So, das Wetter wird ungemütlicher, ich habe gerade Urlaub und eine Menge gelesen. Also gibt es heute mal wieder meinen Lese-Rückblick.
Dieses Mal mit vielen älteren Büchern, weil ich meinen Lesestoff in erster Linie aus der 10-Cent-Grabbelkiste eines Freiburger Antiquariats bezogen habe.
Das ist billig, schränkt die Auswahl angenehm ein und hat was von Pilzesuchen. Entdeckerfreude inklusive.

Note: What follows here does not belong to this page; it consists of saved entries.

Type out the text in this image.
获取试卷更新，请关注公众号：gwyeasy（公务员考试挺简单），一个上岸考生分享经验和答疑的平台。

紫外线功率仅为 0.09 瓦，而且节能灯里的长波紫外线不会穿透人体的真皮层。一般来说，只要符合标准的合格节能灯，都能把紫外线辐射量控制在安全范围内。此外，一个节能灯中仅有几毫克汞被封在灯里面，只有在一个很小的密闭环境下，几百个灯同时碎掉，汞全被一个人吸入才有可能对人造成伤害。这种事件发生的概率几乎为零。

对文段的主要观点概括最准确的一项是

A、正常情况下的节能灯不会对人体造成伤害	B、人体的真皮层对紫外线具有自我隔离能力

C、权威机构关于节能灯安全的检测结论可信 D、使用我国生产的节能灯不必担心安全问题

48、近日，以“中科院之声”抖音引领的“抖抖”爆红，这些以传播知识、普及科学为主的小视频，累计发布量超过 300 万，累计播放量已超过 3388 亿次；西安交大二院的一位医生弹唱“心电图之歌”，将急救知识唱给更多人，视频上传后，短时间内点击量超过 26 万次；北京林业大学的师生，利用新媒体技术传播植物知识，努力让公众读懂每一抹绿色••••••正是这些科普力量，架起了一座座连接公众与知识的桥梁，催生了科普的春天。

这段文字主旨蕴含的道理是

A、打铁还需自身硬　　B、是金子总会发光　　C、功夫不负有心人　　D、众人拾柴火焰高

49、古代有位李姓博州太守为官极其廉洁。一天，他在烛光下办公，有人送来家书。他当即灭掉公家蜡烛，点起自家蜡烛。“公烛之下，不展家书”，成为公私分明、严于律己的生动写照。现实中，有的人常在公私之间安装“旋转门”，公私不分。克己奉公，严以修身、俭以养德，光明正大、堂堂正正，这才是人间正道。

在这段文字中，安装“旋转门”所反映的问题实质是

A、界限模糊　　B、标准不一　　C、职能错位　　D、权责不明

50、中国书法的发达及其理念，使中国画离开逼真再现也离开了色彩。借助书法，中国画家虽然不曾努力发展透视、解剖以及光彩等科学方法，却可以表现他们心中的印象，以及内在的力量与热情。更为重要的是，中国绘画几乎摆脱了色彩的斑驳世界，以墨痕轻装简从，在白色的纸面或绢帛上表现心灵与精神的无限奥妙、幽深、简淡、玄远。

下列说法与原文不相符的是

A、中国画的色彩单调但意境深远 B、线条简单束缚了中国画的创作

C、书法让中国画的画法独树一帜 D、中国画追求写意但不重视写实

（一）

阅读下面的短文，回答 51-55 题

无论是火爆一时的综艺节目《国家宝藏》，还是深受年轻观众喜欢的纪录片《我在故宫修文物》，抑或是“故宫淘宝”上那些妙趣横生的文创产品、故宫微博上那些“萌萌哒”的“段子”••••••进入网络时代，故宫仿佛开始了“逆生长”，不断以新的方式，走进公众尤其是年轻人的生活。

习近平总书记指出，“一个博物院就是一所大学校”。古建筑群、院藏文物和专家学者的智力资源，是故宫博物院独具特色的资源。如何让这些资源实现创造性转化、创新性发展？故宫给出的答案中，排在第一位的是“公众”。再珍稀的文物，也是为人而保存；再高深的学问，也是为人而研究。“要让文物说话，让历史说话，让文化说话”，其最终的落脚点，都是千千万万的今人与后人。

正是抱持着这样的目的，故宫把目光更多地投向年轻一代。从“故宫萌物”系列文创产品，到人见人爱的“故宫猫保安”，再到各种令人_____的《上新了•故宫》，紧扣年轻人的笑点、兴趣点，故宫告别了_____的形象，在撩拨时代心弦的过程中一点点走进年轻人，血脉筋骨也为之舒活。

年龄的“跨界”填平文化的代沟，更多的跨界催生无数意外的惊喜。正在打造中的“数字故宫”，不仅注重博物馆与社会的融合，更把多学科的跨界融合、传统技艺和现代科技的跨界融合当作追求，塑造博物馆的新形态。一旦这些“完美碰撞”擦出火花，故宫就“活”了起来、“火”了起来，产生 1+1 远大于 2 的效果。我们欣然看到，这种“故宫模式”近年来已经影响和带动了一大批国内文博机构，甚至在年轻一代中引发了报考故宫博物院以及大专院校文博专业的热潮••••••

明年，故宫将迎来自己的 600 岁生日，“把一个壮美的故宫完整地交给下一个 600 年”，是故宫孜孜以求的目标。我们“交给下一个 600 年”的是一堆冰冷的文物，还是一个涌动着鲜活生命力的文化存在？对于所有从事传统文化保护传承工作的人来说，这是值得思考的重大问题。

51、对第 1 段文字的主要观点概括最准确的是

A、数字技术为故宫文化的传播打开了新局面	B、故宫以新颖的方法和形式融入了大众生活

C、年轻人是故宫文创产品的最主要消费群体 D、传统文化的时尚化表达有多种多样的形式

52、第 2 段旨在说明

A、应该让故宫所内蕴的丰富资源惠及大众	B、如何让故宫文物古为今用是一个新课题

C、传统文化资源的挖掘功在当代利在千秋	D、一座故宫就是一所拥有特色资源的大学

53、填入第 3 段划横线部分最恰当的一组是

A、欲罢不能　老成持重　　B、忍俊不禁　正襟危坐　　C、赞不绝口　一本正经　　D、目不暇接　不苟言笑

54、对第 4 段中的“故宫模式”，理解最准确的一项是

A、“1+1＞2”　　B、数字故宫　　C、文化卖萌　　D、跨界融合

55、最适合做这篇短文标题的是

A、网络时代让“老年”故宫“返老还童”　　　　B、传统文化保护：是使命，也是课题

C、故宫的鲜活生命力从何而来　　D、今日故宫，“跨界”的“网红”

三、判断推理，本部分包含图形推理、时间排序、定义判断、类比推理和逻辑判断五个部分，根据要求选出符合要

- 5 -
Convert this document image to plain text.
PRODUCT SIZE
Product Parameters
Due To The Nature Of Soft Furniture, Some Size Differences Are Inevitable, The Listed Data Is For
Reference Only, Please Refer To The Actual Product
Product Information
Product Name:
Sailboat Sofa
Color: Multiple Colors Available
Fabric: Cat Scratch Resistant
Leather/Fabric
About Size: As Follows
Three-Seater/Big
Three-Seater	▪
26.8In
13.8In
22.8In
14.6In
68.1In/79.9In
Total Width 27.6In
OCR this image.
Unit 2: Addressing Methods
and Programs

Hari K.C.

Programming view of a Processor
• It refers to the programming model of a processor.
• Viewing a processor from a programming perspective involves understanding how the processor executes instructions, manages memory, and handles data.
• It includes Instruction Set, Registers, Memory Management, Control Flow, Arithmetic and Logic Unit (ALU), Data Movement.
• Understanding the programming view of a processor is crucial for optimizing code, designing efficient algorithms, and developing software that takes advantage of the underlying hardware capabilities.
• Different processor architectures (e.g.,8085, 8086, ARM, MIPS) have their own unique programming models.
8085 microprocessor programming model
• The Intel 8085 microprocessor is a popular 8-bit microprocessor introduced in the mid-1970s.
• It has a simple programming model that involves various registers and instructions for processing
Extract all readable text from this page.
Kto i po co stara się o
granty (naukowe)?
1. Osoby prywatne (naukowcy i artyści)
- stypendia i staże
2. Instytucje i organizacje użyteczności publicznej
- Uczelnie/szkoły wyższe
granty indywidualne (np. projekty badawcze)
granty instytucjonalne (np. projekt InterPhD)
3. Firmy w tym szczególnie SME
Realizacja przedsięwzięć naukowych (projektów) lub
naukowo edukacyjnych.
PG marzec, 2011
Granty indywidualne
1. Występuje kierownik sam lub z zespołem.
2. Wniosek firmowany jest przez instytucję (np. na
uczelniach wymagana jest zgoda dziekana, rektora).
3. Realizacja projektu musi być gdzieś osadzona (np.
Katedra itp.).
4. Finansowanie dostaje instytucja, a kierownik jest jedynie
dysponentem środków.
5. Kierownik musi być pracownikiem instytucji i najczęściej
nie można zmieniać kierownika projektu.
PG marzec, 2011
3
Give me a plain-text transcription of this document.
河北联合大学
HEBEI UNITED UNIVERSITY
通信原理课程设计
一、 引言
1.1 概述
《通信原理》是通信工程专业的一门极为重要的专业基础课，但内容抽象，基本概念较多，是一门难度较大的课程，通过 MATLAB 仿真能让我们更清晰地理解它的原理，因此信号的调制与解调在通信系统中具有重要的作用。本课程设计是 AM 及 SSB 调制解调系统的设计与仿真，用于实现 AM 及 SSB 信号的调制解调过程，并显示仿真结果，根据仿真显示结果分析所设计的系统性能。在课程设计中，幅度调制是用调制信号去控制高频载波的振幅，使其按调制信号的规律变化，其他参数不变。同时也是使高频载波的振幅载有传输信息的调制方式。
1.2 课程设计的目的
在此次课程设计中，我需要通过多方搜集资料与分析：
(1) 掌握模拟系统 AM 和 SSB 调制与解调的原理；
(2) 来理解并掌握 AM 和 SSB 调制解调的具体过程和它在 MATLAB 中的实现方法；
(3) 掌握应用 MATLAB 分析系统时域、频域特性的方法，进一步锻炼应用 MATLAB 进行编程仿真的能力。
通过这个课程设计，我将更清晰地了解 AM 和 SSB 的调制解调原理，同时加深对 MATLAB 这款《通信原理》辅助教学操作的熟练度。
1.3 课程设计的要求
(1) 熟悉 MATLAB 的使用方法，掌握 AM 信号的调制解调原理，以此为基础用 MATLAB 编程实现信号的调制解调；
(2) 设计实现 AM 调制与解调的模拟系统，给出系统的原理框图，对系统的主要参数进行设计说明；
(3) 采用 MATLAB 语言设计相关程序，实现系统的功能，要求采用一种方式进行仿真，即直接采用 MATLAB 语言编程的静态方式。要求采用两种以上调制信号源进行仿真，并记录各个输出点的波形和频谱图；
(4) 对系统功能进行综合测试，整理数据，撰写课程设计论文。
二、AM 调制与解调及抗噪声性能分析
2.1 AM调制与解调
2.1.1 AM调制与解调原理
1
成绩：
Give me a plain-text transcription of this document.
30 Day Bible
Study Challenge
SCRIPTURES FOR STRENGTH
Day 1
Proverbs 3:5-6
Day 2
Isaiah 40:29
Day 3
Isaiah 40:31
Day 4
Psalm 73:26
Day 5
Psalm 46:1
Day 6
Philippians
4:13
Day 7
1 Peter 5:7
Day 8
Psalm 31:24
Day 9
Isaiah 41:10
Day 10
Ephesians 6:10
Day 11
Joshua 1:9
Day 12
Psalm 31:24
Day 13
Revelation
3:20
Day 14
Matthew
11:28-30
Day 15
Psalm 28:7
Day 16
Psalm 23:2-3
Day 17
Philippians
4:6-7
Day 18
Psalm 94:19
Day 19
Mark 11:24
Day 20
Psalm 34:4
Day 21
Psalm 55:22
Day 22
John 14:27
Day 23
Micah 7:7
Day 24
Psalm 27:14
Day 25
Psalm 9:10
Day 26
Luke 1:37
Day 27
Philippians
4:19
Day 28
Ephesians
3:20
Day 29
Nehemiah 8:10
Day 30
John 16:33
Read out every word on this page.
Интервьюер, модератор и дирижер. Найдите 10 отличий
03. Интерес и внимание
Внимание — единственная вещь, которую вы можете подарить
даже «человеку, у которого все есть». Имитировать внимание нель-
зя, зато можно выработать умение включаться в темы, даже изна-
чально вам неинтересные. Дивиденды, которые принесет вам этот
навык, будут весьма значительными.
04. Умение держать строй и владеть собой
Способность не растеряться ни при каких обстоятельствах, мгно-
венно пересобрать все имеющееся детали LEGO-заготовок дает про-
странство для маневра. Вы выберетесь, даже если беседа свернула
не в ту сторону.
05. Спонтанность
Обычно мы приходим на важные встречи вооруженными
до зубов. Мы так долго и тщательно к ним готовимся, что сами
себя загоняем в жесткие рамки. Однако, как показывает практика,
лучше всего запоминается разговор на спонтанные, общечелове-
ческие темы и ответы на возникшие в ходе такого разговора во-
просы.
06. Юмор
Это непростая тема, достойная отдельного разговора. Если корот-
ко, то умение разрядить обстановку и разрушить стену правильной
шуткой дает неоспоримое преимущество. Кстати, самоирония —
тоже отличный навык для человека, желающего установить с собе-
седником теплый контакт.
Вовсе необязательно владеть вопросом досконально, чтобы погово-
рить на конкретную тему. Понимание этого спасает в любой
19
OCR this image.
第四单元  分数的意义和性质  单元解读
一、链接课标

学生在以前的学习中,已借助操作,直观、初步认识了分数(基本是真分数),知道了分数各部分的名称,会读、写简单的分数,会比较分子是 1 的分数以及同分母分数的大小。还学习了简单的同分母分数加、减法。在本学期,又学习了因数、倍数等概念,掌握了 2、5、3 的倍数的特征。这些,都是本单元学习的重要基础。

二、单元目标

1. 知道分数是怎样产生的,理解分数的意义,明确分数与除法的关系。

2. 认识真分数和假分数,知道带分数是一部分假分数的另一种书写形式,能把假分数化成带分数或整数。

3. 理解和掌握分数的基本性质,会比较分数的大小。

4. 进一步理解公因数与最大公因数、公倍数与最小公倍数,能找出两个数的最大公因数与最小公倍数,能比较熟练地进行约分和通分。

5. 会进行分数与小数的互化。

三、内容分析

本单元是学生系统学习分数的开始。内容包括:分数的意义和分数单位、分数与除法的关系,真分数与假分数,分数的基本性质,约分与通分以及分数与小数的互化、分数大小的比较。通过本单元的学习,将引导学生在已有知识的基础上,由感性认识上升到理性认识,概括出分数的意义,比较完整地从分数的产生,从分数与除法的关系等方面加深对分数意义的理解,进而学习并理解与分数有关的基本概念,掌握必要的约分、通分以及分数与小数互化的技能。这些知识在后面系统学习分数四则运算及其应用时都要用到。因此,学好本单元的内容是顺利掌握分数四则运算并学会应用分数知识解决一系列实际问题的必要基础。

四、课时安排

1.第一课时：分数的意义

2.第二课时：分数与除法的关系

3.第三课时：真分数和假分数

- Knut Hamsun: Gedämpftes Saitenspiel
Um es vorweg zu sagen: Ich hatte vorher noch nie was von Hamsun gelesen. Das hängt damit zusammen, dass mir seine politische Einstellung zuwider ist. Jemand, der nach 1945 Hitler immer noch öffentlich bewundert hat, ist für mich schwer zu ertragen. Trotzdem soll man ja das Werk von Künstler trennen. Und außerdem war das Buch rein äußerlich so schön.
Dummerweise ist es das Mittelstück einer Trilogie. Man kann das problemlos auch einzeln lesen, aber irgendwie wäre es runder, wenn man die beiden anderen Bücher auch kennen würde. Die Geschichte ist eher trübe - die Ehe eines Grundbesitzers scheitert. Alles wird aus Sicht des Ich-Erzählers beschrieben, der sich zeitweise auf dem Hof als Knecht, zeitweise für den Liebhaber der Frau als Arbeiter verdingt. Das macht die Sache natürlich ungleich interessanter, als wenn die "besseren Leute" alles unter sich ausmachen. Die Sprache ist einfach, sehr klar und schnörkellos. Man muss aber aufpassen. Herr Hamsun hält sich nicht damit auf, wörtliche Rede mit Anführungszeichen kenntlich zu machen.
Sein Blick auf Menschen und Dinge scheint mir sehr genau und ziemlich kühl.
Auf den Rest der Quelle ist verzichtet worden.